Humanities & Social Sciences Communications (Oct 2023)
Changes in the ways authors refer to themselves: a diachronic study of self-mention in English research articles
Abstract
Abstract Self-mention refers to the presentation and mention of writers themselves in texts. As there has been limited research on whether authors have changed the ways they refer to themselves in their English research articles, we explored whether and to what extent self-mention and its three sub-categories have changed based on a corpus of 1200 research articles from 4 disciplines spanning the period from 1970 to 2019. The findings demonstrate that self-mention and its three sub-categories in academic writing have undergone changes over time and tend to be shaped by discipline. Writers in soft science use fewer self-mentions and first-person pronouns.
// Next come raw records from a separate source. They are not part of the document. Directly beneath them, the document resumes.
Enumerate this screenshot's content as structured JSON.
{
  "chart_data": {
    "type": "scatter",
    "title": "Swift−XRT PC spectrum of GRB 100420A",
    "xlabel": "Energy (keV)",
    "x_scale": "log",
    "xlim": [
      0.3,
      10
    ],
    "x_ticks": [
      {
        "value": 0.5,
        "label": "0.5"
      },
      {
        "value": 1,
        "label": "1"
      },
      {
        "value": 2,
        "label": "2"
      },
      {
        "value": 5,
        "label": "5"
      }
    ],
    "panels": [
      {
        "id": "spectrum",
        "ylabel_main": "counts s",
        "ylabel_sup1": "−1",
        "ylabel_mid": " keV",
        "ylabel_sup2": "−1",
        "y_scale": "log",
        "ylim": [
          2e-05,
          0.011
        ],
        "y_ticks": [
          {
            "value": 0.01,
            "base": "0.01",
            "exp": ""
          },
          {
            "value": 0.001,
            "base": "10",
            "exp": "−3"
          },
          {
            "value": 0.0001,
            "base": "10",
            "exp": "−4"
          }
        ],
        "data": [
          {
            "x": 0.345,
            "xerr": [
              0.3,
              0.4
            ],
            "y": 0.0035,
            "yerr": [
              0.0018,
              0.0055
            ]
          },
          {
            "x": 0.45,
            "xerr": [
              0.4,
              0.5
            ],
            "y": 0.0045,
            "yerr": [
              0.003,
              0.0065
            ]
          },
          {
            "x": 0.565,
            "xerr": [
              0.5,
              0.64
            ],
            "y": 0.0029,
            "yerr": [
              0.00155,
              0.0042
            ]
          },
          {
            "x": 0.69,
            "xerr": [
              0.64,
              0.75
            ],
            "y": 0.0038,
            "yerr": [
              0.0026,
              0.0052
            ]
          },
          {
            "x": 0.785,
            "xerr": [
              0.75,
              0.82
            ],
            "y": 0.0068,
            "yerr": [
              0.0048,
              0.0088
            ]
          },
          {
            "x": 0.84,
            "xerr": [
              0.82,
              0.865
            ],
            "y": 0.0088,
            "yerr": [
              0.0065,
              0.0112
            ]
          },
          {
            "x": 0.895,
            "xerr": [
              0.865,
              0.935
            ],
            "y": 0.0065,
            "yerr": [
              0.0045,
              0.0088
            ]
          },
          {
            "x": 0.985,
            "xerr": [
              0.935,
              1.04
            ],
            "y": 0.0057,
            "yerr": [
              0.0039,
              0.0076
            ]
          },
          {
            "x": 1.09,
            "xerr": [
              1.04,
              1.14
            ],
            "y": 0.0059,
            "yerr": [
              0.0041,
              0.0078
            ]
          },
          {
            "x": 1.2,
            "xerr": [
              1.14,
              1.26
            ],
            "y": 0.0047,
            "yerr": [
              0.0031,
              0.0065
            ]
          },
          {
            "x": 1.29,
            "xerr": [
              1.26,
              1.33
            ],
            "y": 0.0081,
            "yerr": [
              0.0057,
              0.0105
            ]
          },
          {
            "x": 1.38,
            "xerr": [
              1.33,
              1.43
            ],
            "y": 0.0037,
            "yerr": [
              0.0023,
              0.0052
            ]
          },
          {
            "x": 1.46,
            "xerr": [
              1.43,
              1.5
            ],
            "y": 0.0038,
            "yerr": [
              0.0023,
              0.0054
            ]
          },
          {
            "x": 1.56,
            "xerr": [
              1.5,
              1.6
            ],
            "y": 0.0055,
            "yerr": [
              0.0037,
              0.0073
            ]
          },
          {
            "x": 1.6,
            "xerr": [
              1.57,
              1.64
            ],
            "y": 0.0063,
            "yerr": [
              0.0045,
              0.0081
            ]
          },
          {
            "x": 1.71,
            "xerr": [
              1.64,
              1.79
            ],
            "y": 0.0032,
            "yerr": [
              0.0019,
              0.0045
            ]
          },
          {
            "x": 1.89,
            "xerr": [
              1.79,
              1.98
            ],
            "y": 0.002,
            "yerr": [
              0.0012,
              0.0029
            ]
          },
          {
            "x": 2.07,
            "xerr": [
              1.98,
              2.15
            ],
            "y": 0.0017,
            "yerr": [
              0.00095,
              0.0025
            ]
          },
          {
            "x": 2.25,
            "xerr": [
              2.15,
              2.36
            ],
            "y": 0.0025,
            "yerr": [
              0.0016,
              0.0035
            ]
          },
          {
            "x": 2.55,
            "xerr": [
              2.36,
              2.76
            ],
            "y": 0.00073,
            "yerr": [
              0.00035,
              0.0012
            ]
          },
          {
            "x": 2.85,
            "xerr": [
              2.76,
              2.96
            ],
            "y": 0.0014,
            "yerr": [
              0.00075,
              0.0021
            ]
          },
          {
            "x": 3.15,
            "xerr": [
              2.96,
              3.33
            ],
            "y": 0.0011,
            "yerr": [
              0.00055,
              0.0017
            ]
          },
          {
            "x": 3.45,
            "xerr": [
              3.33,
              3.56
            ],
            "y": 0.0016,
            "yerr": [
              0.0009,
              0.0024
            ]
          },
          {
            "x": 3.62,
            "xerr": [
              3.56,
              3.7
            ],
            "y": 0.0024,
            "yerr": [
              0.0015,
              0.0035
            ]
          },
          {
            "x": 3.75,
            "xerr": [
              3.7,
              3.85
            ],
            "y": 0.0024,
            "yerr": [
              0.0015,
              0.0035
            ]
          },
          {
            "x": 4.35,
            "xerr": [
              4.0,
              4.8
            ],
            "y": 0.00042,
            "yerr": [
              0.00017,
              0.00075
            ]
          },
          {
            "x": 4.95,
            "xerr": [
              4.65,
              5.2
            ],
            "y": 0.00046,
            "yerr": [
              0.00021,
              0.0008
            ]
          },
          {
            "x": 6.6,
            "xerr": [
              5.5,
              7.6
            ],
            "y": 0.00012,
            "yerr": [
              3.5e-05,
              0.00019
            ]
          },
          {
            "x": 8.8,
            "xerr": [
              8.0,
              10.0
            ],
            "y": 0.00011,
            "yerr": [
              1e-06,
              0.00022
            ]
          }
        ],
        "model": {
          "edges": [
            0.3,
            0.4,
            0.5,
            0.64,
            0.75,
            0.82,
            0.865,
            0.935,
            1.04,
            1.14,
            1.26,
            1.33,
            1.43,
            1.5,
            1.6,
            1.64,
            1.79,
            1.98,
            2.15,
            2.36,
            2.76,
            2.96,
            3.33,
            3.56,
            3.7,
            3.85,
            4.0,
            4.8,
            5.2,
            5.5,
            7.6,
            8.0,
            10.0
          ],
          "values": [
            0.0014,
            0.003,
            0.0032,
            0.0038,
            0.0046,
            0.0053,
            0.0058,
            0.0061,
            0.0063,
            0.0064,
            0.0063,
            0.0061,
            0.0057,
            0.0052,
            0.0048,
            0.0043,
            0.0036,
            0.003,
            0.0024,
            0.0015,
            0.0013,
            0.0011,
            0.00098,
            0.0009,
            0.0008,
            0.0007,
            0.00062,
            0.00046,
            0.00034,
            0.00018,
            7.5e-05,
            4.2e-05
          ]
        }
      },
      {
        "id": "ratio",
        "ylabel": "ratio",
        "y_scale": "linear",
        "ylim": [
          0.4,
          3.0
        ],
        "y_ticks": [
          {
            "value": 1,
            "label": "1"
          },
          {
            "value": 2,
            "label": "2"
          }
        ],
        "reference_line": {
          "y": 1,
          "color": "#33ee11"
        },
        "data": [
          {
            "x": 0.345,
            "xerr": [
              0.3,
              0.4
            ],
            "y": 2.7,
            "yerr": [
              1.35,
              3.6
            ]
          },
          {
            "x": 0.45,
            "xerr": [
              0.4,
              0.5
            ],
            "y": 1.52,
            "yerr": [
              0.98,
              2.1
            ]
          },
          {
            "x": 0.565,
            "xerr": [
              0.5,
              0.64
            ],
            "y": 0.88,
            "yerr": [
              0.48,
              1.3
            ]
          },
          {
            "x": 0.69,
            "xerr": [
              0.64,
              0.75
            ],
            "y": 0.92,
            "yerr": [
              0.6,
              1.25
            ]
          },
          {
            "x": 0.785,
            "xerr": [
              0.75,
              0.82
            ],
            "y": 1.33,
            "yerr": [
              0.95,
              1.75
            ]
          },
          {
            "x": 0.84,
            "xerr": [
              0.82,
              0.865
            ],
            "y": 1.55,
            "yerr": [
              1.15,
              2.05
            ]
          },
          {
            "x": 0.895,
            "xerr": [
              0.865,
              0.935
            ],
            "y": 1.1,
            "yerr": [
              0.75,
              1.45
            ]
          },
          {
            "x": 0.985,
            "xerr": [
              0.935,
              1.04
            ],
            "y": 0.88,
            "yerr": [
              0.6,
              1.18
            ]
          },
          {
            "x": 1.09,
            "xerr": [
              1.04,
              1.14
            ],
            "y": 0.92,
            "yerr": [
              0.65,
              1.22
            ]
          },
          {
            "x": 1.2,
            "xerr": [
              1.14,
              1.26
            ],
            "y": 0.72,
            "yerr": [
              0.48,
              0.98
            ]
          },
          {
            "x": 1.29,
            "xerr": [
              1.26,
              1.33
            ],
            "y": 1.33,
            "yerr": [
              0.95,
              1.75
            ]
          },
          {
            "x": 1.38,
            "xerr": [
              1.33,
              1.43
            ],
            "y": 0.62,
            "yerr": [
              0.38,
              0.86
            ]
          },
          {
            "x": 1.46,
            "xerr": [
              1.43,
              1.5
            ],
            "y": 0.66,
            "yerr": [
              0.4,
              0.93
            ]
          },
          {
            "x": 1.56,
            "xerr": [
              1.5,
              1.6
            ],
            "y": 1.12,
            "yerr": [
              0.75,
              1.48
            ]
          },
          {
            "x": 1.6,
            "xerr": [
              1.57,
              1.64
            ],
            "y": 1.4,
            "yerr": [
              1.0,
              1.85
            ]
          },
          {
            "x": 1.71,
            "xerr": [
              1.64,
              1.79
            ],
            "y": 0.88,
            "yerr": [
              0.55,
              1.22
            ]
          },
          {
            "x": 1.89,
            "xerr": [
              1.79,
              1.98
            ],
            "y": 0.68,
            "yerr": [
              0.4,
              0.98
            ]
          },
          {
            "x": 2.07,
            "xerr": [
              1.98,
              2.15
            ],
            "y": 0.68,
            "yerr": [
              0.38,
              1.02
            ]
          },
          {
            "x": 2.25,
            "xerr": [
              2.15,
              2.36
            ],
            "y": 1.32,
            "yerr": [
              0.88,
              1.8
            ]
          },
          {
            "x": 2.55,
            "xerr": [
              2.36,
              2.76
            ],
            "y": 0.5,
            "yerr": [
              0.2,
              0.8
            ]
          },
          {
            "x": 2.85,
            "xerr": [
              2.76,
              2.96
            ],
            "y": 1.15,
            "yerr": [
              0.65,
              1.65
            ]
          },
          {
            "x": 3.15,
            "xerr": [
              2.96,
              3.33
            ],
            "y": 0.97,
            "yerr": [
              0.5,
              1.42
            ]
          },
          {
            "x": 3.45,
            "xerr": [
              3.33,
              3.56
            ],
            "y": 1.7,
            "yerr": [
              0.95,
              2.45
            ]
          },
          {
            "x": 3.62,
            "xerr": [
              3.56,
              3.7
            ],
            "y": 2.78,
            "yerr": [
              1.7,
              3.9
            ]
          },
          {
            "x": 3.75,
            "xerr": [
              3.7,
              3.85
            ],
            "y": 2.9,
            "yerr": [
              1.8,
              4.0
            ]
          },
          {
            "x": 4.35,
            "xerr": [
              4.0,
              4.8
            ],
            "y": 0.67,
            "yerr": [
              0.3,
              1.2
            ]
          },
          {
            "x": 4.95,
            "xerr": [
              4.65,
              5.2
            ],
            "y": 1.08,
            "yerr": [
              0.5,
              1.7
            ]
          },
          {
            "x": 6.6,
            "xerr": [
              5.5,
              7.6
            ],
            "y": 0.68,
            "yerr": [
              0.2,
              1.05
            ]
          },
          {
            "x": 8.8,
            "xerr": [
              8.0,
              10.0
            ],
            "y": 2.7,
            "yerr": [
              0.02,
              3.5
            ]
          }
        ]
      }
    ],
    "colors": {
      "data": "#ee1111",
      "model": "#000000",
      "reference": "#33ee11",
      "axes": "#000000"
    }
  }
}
They tend to present themselves in a subtle way by diverting their attention from first-person pronouns by increasing the percentages of third-person nouns and abstract subjects. Conversely, writers in hard science strive to present themselves more directly via using self-mention more frequently, especially first-person pronouns. Accordingly, the percentages of third-person nouns and abstract subjects in hard sciences are decreasing. This study provides a diachronic and cross-disciplinary overview of how self-mention has changed in English research articles throughout the 50 years and offers some pedagogical implications for self-mention in English academic writing and teaching.